Dr. Thomas noted that the National Mobile Health Insurance Programme (NMHIP) is a game changer that will revolutionize the industry and establish the Scheme as the heartbeat of the health sector. He disclosed that the digitalization of the health insurance industry, which is currently being processed, is one of the latest initiatives to ease public access to the programmes of NHIS, as part of the overall focus on achieving and surpassing the presidential mandate of 30 percent coverage by 2015 and universal health coverage.
“Mobile Health Insurance is a platform for the application of information technology in the operations of the NHIS, and it involves automatic online registration including choice of HCFs and HMOs. Modalities are in place to eliminate fraud in the process by facilitating identification, using telephone numbers, NHIS number or thumb print, as the case may be, through a central Health Insurance Information Exchange that transmits all related transactions to relevant stakeholders.
“The programme will leapfrog health insurance coverage, while eliminating the critical delays associated with operations in areas of registration, encounter data collection, referral, subsidy gap funding, monitoring and quality assurance,” Dr. Thomas said at an earlier interview.
Vincent Forlenza, CEO and Chairman, Becton, Dickinson and Company noted that It is not the lack of good ideas but effective operating and delivery models that challenge the uptake of leapfrogging.
For Dr. Ola Soyinka, commissioner for Health, Ogun State, Leapfrogging means going back to basics for us – strengthen Primary Healthcare Centres as foundation of an ideal health system.

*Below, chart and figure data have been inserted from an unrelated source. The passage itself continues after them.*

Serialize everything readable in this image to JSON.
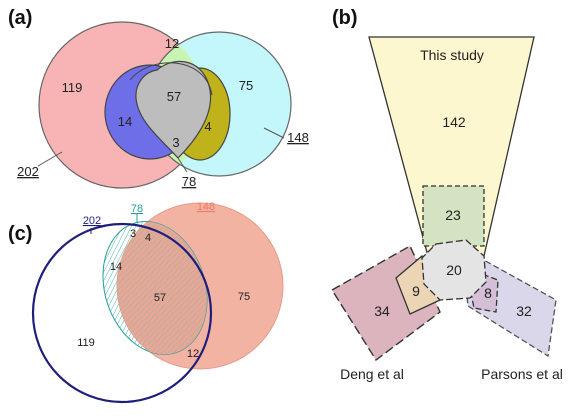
{
  "panels": {
    "a": "(a)",
    "b": "(b)",
    "c": "(c)"
  },
  "venn_a": {
    "regions": {
      "pink_only": "119",
      "pink_cyan_green": "12",
      "cyan_only": "75",
      "center": "57",
      "blue": "14",
      "olive": "4",
      "triple": "3"
    },
    "totals": {
      "pink": "202",
      "cyan": "148",
      "gray": "78"
    },
    "colors": {
      "pink": "#f8b4b4",
      "cyan": "#c3f7fb",
      "green": "#c8f5b4",
      "blue": "#6d6ee8",
      "olive": "#bfb21a",
      "gray": "#bdbdbd"
    }
  },
  "venn_b": {
    "labels": {
      "this_study": "This study",
      "deng": "Deng et al",
      "parsons": "Parsons et al"
    },
    "regions": {
      "this_study_only": "142",
      "this_study_green": "23",
      "center": "20",
      "deng_only": "34",
      "deng_overlap": "9",
      "parsons_overlap": "8",
      "parsons_only": "32"
    },
    "colors": {
      "yellow": "#fdf7cf",
      "green": "#d4e3c1",
      "red": "#dbb4bd",
      "orange": "#ecd5b4",
      "purple": "#dad7eb",
      "gray": "#e4e4e4"
    }
  },
  "venn_c": {
    "totals": {
      "navy": "202",
      "teal": "78",
      "salmon": "148"
    },
    "regions": {
      "teal_top": "3",
      "teal_salmon_top": "4",
      "teal_only": "14",
      "center": "57",
      "salmon_only": "75",
      "navy_only": "119",
      "navy_salmon": "12"
    },
    "colors": {
      "navy": "#1e1f7a",
      "teal": "#2a9c9c",
      "salmon": "#ec9c88"
    }
  }
}
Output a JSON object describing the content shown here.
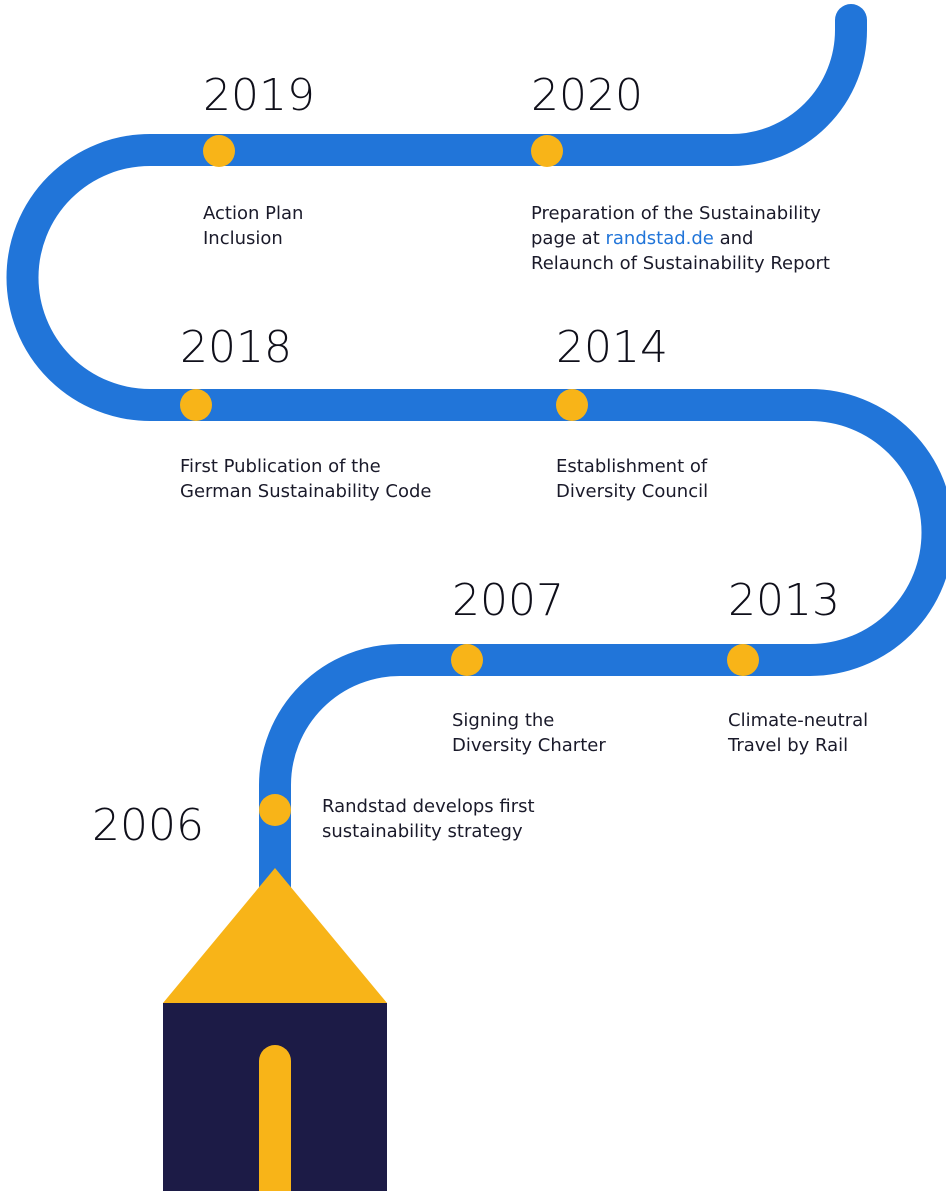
{
  "milestones": [
    {
      "year": "2019",
      "lines": [
        "Action Plan",
        "Inclusion"
      ]
    },
    {
      "year": "2020",
      "lines": [
        "Preparation of the Sustainability",
        {
          "before": "page at ",
          "link": "randstad.de",
          "after": " and"
        },
        "Relaunch of Sustainability Report"
      ]
    },
    {
      "year": "2018",
      "lines": [
        "First Publication of the",
        "German Sustainability Code"
      ]
    },
    {
      "year": "2014",
      "lines": [
        "Establishment of",
        "Diversity Council"
      ]
    },
    {
      "year": "2007",
      "lines": [
        "Signing the",
        "Diversity Charter"
      ]
    },
    {
      "year": "2013",
      "lines": [
        "Climate-neutral",
        "Travel by Rail"
      ]
    },
    {
      "year": "2006",
      "lines": [
        "Randstad develops first",
        "sustainability strategy"
      ]
    }
  ]
}
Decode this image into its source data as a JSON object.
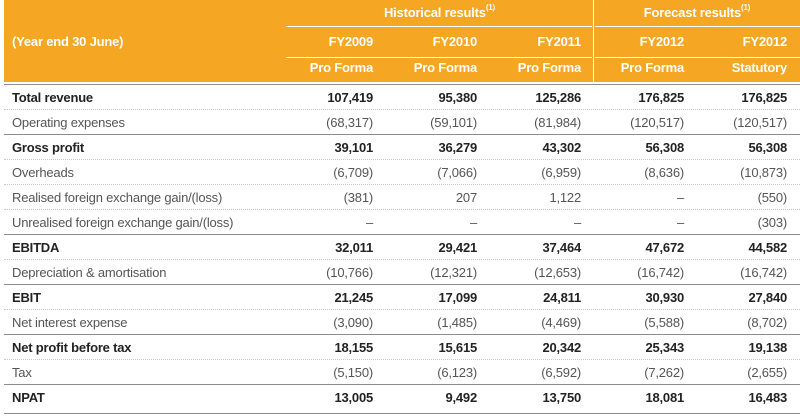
{
  "header": {
    "group_historical": "Historical results",
    "group_forecast": "Forecast results",
    "footnote_mark": "(1)",
    "row_label": "(Year end 30 June)",
    "columns": [
      {
        "year": "FY2009",
        "basis": "Pro Forma"
      },
      {
        "year": "FY2010",
        "basis": "Pro Forma"
      },
      {
        "year": "FY2011",
        "basis": "Pro Forma"
      },
      {
        "year": "FY2012",
        "basis": "Pro Forma"
      },
      {
        "year": "FY2012",
        "basis": "Statutory"
      }
    ]
  },
  "colors": {
    "header_bg": "#f5a623",
    "header_text": "#ffffff",
    "body_text": "#555555",
    "bold_text": "#222222"
  },
  "rows": [
    {
      "label": "Total revenue",
      "bold": true,
      "values": [
        "107,419",
        "95,380",
        "125,286",
        "176,825",
        "176,825"
      ]
    },
    {
      "label": "Operating expenses",
      "bold": false,
      "values": [
        "(68,317)",
        "(59,101)",
        "(81,984)",
        "(120,517)",
        "(120,517)"
      ]
    },
    {
      "label": "Gross profit",
      "bold": true,
      "values": [
        "39,101",
        "36,279",
        "43,302",
        "56,308",
        "56,308"
      ]
    },
    {
      "label": "Overheads",
      "bold": false,
      "values": [
        "(6,709)",
        "(7,066)",
        "(6,959)",
        "(8,636)",
        "(10,873)"
      ]
    },
    {
      "label": "Realised foreign exchange gain/(loss)",
      "bold": false,
      "values": [
        "(381)",
        "207",
        "1,122",
        "–",
        "(550)"
      ]
    },
    {
      "label": "Unrealised foreign exchange gain/(loss)",
      "bold": false,
      "values": [
        "–",
        "–",
        "–",
        "–",
        "(303)"
      ]
    },
    {
      "label": "EBITDA",
      "bold": true,
      "values": [
        "32,011",
        "29,421",
        "37,464",
        "47,672",
        "44,582"
      ]
    },
    {
      "label": "Depreciation & amortisation",
      "bold": false,
      "values": [
        "(10,766)",
        "(12,321)",
        "(12,653)",
        "(16,742)",
        "(16,742)"
      ]
    },
    {
      "label": "EBIT",
      "bold": true,
      "values": [
        "21,245",
        "17,099",
        "24,811",
        "30,930",
        "27,840"
      ]
    },
    {
      "label": "Net interest expense",
      "bold": false,
      "values": [
        "(3,090)",
        "(1,485)",
        "(4,469)",
        "(5,588)",
        "(8,702)"
      ]
    },
    {
      "label": "Net profit before tax",
      "bold": true,
      "values": [
        "18,155",
        "15,615",
        "20,342",
        "25,343",
        "19,138"
      ]
    },
    {
      "label": "Tax",
      "bold": false,
      "values": [
        "(5,150)",
        "(6,123)",
        "(6,592)",
        "(7,262)",
        "(2,655)"
      ]
    },
    {
      "label": "NPAT",
      "bold": true,
      "values": [
        "13,005",
        "9,492",
        "13,750",
        "18,081",
        "16,483"
      ]
    }
  ]
}
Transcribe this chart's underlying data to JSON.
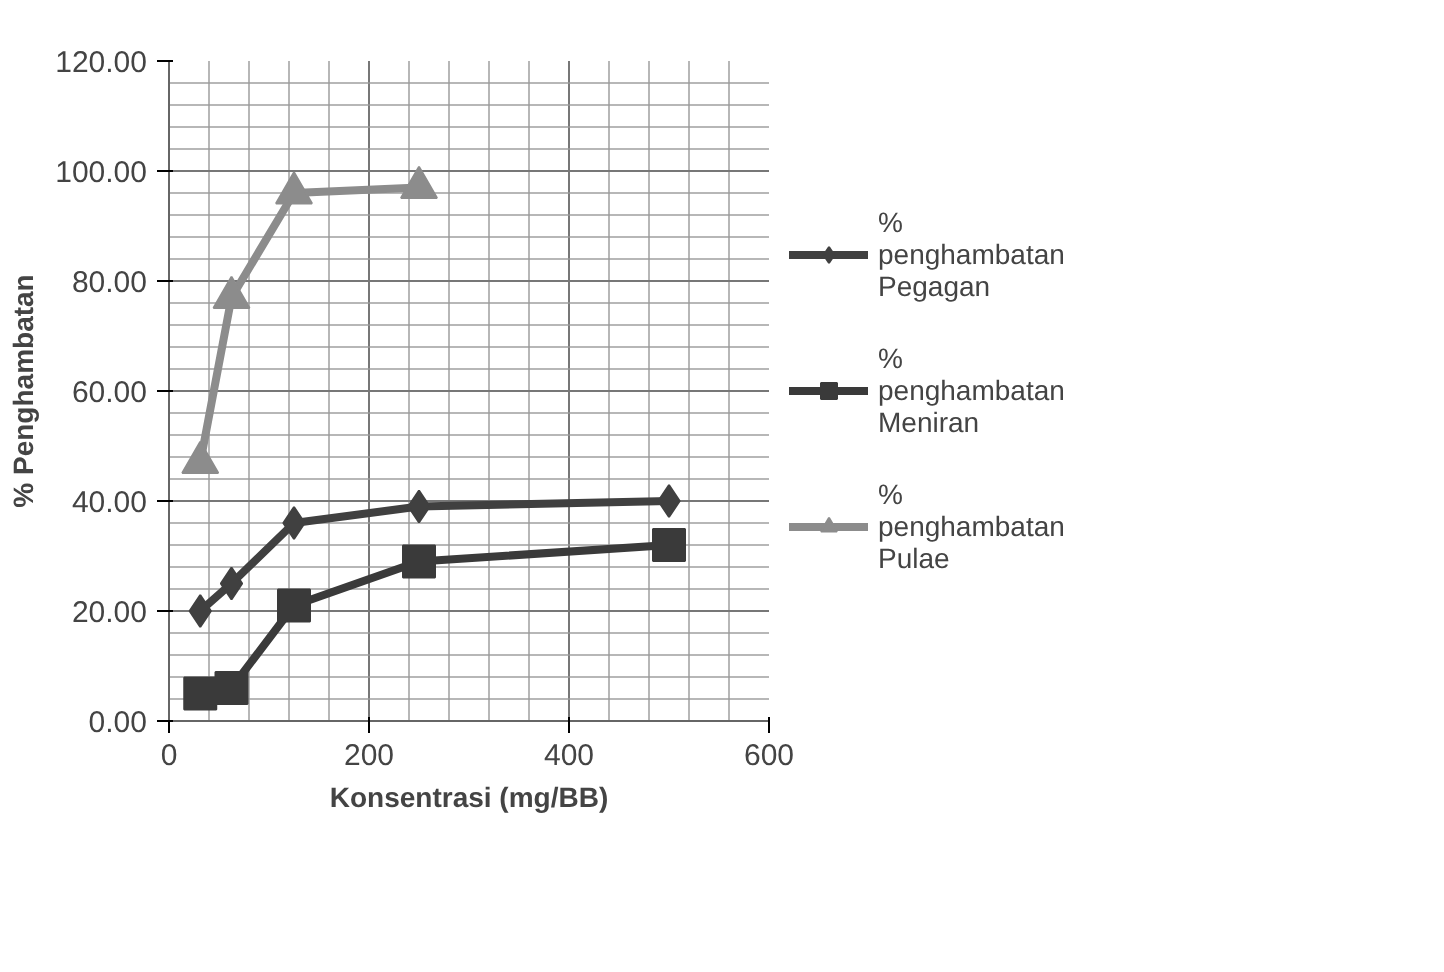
{
  "chart_data": {
    "type": "line",
    "xlabel": "Konsentrasi (mg/BB)",
    "ylabel": "% Penghambatan",
    "xlim": [
      0,
      600
    ],
    "xticks": [
      0,
      200,
      400,
      600
    ],
    "ylim": [
      0,
      120
    ],
    "yticks": [
      {
        "value": 0,
        "label": "0.00"
      },
      {
        "value": 20,
        "label": "20.00"
      },
      {
        "value": 40,
        "label": "40.00"
      },
      {
        "value": 60,
        "label": "60.00"
      },
      {
        "value": 80,
        "label": "80.00"
      },
      {
        "value": 100,
        "label": "100.00"
      },
      {
        "value": 120,
        "label": "120.00"
      }
    ],
    "grid": true,
    "legend": "right",
    "series": [
      {
        "name": "% penghambatan Pegagan",
        "color": "#404040",
        "marker": "diamond",
        "x": [
          31.25,
          62.5,
          125,
          250,
          500
        ],
        "values": [
          20,
          25,
          36,
          39,
          40
        ]
      },
      {
        "name": "% penghambatan Meniran",
        "color": "#3a3a3a",
        "marker": "square",
        "x": [
          31.25,
          62.5,
          125,
          250,
          500
        ],
        "values": [
          5,
          6,
          21,
          29,
          32
        ]
      },
      {
        "name": "% penghambatan Pulae",
        "color": "#8c8c8c",
        "marker": "triangle",
        "x": [
          31.25,
          62.5,
          125,
          250
        ],
        "values": [
          47,
          77,
          96,
          97
        ]
      }
    ]
  }
}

Although governments and the private sector often acknowledge the importance of healthcare in emerging economies, analysts believe that they often fail to deliver quality, affordable care. Barriers to providing such care include unclear definitions of effective delivery systems, misalignment of incentives between public and private partners and an overall lack of coordination.
Overcoming these barriers, analysts call for new strategies for designing leapfrogging packages, creating new operating models and delivery systems. Pertinent issues remains how can a package of mutually-reinforcing leapfrogging initiatives be designed: what operating models must be developed to ensure successful implementation and how can well designed leapfrogging packages be delivered and scaled up?
These concepts were applied in two county contexts – Ogun State, Nigeria and South Africa – both with a strong focus on primary care. In the Ogun State case study, a package of mutually reinforcing leapfrogging initiatives was designed in December, 2014. The main component is a universal health insurance scheme that was designed as a first step to strengthen the primary healthcare system. In South Africa, the efforts will be anchored around the government’s plan to make all its primary level clinics ideal.